What this means for borrowers after the sixth extension of the federal student loan payment break | Central Missouri News

COLOMBIA — President Joe Biden on Wednesday announced a sixth extension to the student loan payment pause and interest relief, this time through September.

According to the Federal Reserve, Americans owe more than $1.7 trillion in student loan debt, more than they owe on credit cards or auto loans. This extension has brought significant relief to more than 40 million borrowers.

“It will certainly help people who are dealing with the effects of inflation and rising prices elsewhere,” said Marty Steffens, chair of the financial reporting chair and professor at the Missouri School of Journalism. “It gives them some breathing room until they can make those payments again.”

The Committee for a Responsible Federal Budget estimates that canceling all federal student loan debt would cost about $1.6 trillion, and canceling $10,000 per borrower would cost between $210 billion and $280 billion.

However, Steffens said the extension and potential cancellation could also help stimulate the economy.

“Even if they would lose a bit, there would be a resultant backlash from people buying big decisions and major life goals, like buying a house or buying a car when they have that kind of forgiveness,” Steffens said. .

This is the sixth extension of the break.
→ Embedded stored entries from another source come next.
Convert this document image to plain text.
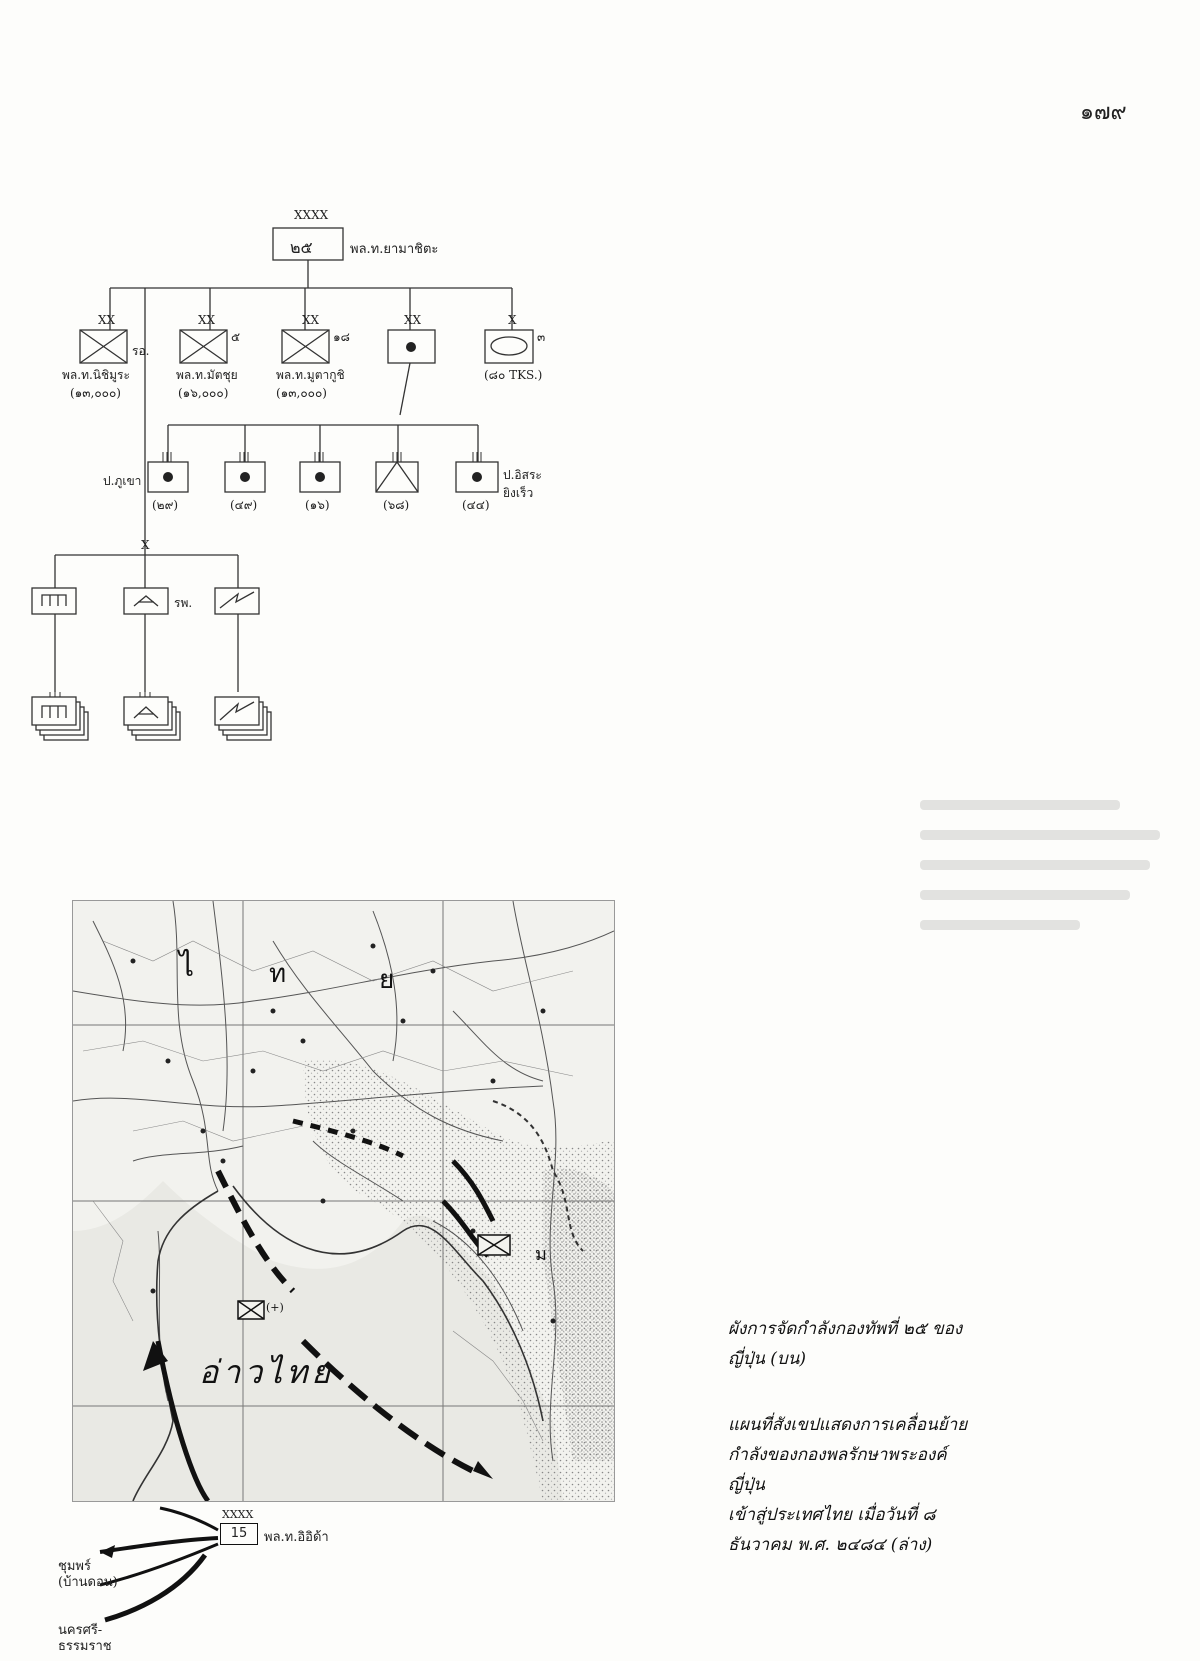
๑๗๙
XXXX
๒๕	พล.ท.ยามาชิตะ
XX	XX	XX	XX	X
รอ.
๕	๑๘	๓
พล.ท.นิชิมูระ	พล.ท.มัตชุย	พล.ท.มูตากูชิ	(๘๐ TKS.)
(๑๓,๐๐๐)	(๑๖,๐๐๐)	(๑๓,๐๐๐)
ป.ภูเขา
(๒๙)	(๔๙)	(๑๖)	(๖๘)	(๔๔)
ป.อิสระ
ยิงเร็ว
X
รพ.
ไ	ท	ย
อ่าวไทย
ม
(+)
15
XXXX
พล.ท.อิอิด้า
ชุมพร์
(บ้านดอน)
นครศรี-
ธรรมราช
ผังการจัดกำลังกองทัพที่ ๒๕ ของ
ญี่ปุ่น (บน)
แผนที่สังเขปแสดงการเคลื่อนย้าย
กำลังของกองพลรักษาพระองค์ญี่ปุ่น
เข้าสู่ประเทศไทย เมื่อวันที่ ๘
ธันวาคม พ.ศ. ๒๔๘๔ (ล่าง)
For some borrowers, it was different from the first time.

Molly Jones got over $20,000 in student loans in 2015. Now she still has about $15,000 to pay. For Jones, the first break was a huge relief as she lost her job at the start of the pandemic.

“I was a little terrified and hearing that I wouldn’t have to make those payments was a huge relief,” Jones said.

But it was a different feeling when she heard the same news six times.

“Now it’s kind of like business as usual,” Jones said.

President Biden promised to set aside $10,000 for borrowers during his election campaign. Now he is under enormous pressure to cancel his student debt.

Whether to pay those student loans during that time is a game of chance for Jones. She has decided not to repay the loan for the time being, even though interest ceased to accrue and overdue debt collections were suspended.

“If those could go away, that would be great. And then I’ll save even more money. If they don’t, I can still afford the payments with the interest rates. It’s kind of betting,” Jones said.

However, for Kelly Wilson, she didn’t believe the loan forgiveness would happen.

“I find it hard to believe it will actually be cancelled. I want it,” Wilson said. “And again, not just for me, you know, but I’m having a hard time seeing that happening.”

Steffens suggests that people could take advantage of the interest-free opportunity to pay off their student loans.

“Pay off some of your student loans if you can. And then when payments resume, you’ll pay, you’ll have a significantly lower principal amount that you owe interest on,” Steffens said.